The following pictures indicate how the assembled "PicBrick" control module can be integrated with other LEGO parts to make a working robot:
The motors of the LEGO Mindstorms Robotic Invention System can be interfaced with the PIC18F452 through the use of an H-bridge. To power the motors it should be noted that the H-bridge utilizes two VCC inputs, one from the Quikboard VCC and the other being a 9-volt AA battery pack. The H-bridge has two separate enable lines as well as a set of controlling input and output bits so that it can support two motors. Specifically, a 10K resistor is wired in series with the enable lines of the H-bridge. No current flows through the motor from the AA battery source when the enable line of the H-bridge is driven low. To control the specific direction of the motors (counter-clockwise, clockwise, stop), the input bits can be toggled. A binary signal of 10 sent to a motor through the H-bridge input bits will produce a clockwise motion, a binary signal of 01 a counter-clockwise motion, and a binary signal of 11 a stop. It is important to note which bit is most/least significant and its corresponding line to the H-bridge. Using PORTB and PORTC output bits, you can send these signals to control the motion of the robot. Shown below is a schematic diagram showing how the SN754410 Quadruple Half H-Bridge driver integrated circuit needs to be wired on the control module's QuikProto board in order to be able to control two motors on an attached LEGO robot. (The data sheet for the SN754410 is at the following URL: http://manuales.elo.utfsm.cl/datasheet/texas_instruments/analog_design/data/pdf/slrs007b.pdf)

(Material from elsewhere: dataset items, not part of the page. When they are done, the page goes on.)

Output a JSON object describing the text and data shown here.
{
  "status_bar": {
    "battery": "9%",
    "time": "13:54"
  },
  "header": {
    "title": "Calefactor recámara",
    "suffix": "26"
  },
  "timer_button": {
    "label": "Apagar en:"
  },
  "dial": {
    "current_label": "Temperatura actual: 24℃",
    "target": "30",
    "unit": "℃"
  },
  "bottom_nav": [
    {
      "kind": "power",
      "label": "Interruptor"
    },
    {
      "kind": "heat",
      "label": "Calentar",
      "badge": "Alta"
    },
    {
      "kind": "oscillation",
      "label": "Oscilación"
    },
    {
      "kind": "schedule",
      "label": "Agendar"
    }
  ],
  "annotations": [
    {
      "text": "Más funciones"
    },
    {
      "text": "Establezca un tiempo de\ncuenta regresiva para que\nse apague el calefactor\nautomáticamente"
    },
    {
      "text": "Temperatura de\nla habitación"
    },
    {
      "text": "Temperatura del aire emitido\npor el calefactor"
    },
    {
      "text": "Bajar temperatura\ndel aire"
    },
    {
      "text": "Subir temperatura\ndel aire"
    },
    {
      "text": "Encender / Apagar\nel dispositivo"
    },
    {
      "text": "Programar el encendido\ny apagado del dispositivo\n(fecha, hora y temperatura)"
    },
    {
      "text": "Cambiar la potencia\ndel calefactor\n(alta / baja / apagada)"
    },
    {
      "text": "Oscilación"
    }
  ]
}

Varying the Speed of Operation of the Motor
At this point it is straightforward to turn the motor on or off.
However, we should be able to do more to the motor than just turn it on
(enabled) or off (disabled). We would also like to be able to change its
speed. The technique of Pulse Width modulation (PWM) effectively
turns the voltage on and off very rapidly to change the speed of the motors.
The motor will rotate with a speed that is determined by the percent of
time the voltage is on (known as the duty cycle). A pseudo-PWM can
be invoked through an interrupt of the PIC18F452. A low-priority
timer interrupt can operate in which the enable lines of the H-bridge are
toggled each time the timer expires. This will pulse the voltage
going into the motors, slowing down the robot’s speed.
Experimental Procedure – Part A
Construct a robot from LEGO bricks that has wheels, two of which are driven by LEGO motors, in addition to two bumper arms, each of which causes a touch sensor to be activated whenever the arm strikes an obstacle. Each lab group will be issued a "LEGO Robotics Invention System 2.0" kit that contains all the parts necessary to construct your robot. If you are unfamiliar with LEGO contruction you may want to take a look at Fred Martin's classic article "The Art of LEGO Design" (See the CS-424 notes web page for the URL). You also may want to take a look at the RIS tutorial. to do so:
1. Start the RIS tutorial by double clicking on the "Robotics Invention System 2.0" icon (looks like a mini RCX) on the computer desktop on any of the PCs in the H-1 Lab. Make sure the computer's speaker is turned on and the volume is at an appropriate level (not muted).
2. Select "Run".
3. Make yourself a New User, LOGIN, and <Enter>.
4. Select the "Tour" to see the movie about the RIS.
5. Select "Missions" and "Training Missions" to learn how to use the RIS how to build your first robot -- the Roverbot .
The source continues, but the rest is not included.